Only large quantities of storage are mentioned here.

`ElementSet<T>`

- SortedList<T, int> of size
*m*
- int[
*r*]
- SortedDictionary<T, int> of size
*m* only during construction

`Combinations<T>`

This class has no significant storage requirements.

`IEnumerator<T[]>`

- int[
*r*]
- int[
*m*]
- T[
*r*] only during a call to `Current`

property-getter
- Stack space for recursion to depth
*O*(*r*) only during a call to `MoveNext()`

## Diagnostics

The source archive contains a solution with two projects and three configurations. In the "Test" configuration, only the "`Combinations`

" project will be built, and 13 NUnit tests will be compiled into the assembly. In the "Debug" and "Release" configurations, the "`Combinations`

" project's test cases will not be compiled, while the "`Benchmark`

" project will be compiled, which provides a simple console-mode benchmarking program that exercises the library. My benchmarks on a 1.7GHz processor in release mode range from over four million combinations per second for sets of 3 integers from a set of 10 distinct down to 66,571 combinations per second for sets of 700 integers from a set of 1000 with 10% duplicate entries.

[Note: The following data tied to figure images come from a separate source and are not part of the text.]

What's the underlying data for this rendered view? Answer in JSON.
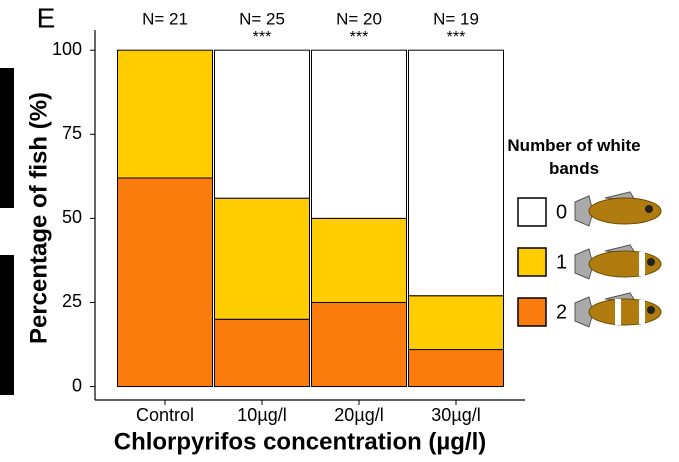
{
  "chart_data": {
    "type": "stacked_bar",
    "panel_label": "E",
    "x_label": "Chlorpyrifos concentration (µg/l)",
    "y_label": "Percentage of fish (%)",
    "categories": [
      "Control",
      "10µg/l",
      "20µg/l",
      "30µg/l"
    ],
    "n_labels": [
      "N=  21",
      "N= 25",
      "N= 20",
      "N= 19"
    ],
    "significance": [
      null,
      "***",
      "***",
      "***"
    ],
    "series": [
      {
        "name": "2",
        "color": "#f97c0c",
        "values": [
          62,
          20,
          25,
          11
        ]
      },
      {
        "name": "1",
        "color": "#ffcc00",
        "values": [
          38,
          36,
          25,
          16
        ]
      },
      {
        "name": "0",
        "color": "#ffffff",
        "values": [
          0,
          44,
          50,
          73
        ]
      }
    ],
    "ylim": [
      -4,
      106
    ],
    "yticks": [
      0,
      25,
      50,
      75,
      100
    ],
    "legend_title": "Number of white bands",
    "legend_position": "right"
  }
}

The input and output sizes impact the benchmarks much more than the percentage duplicates. Benchmarks for constructing `ElementSet`

s are also provided, passing in arrays of integers in both ascending and random order. My figures range from about 1.5 million input elements per second for a dataset of 10 integers to about 500,000 elements per second for an input of 1000 integers. Sorted-vs-random ordering is insignificant.

## How It Works

The `ElementSet`

constructor first gathers all the input elements. A `SortedList<T, int>`

is populated such that each key maps to the number of times it occurs. Actually, a `SortedDictionary`

is populated first, then copied to a `SortedList`

, as this method yields better complexity. Also, the `ElementSet`

calculates a cumulative sum backwards over the elements, storing the values into an `int[]`

, such that one can, in *O*(1), determine how many elements (not distinct elements) exist at and after a given position in the list. This is needed later.

The `Combinations`

class does very little except to contain an `ElementSet`

and the *r* value. All the work happens in the `IEnumerator`

.

The `IEnumerator`

uses "indices" to generate combinations. Imagining all the input elements lined up from left to right, with duplicates stacked above each other, the indices are initially "pushed" as far to the left as possible, such that each index points to its own element (not distinct element). Moving to the next value consists of sliding an index to the right. If it falls off the edge or hits another index, the next index is advanced one element to the right, and the current index is then pushed back to the left until it hits another index. Once all the indices have moved as far to the right as possible, there are no more combinations to generate. Other code is dedicated to making sure that an index never moves so far to the right that it doesn't leave enough room for other indices which reside to the right of it; this is what the backwards cumulative sum is used for. Once the indices have settled on their positions, a combination is generated in the `Current`

property-getter by simply indexing the `SortedList<T, int>.Keys`

collection with each index in turn, storing the values into an array.

## Other Similar Code

There is already a Combinatorial Algorithms in C# article which contains a combinations algorithm (as well as others), but that algorithm apparently fails when presented with duplicates in its input. For my purposes that was a problem. Also, that article's code implements `IEnumerator`

, while mine implements `IEnumerable`

; hence my code can be used in a `foreach`

but the other article's cannot. gybrush's explanation is that "If you have requested enumerator over the same sequence previously it must not become invalid, because it still may be in use. This is impossible with the current implementation of the Combinatorial classes and I don't see a way to easily modify this." My algorithm, on the other hand, presents a very clear division of code which makes supporting multiple `IEnumerator`

s easy. Finally, my code is generic, so it generates combinations in a typesafe way.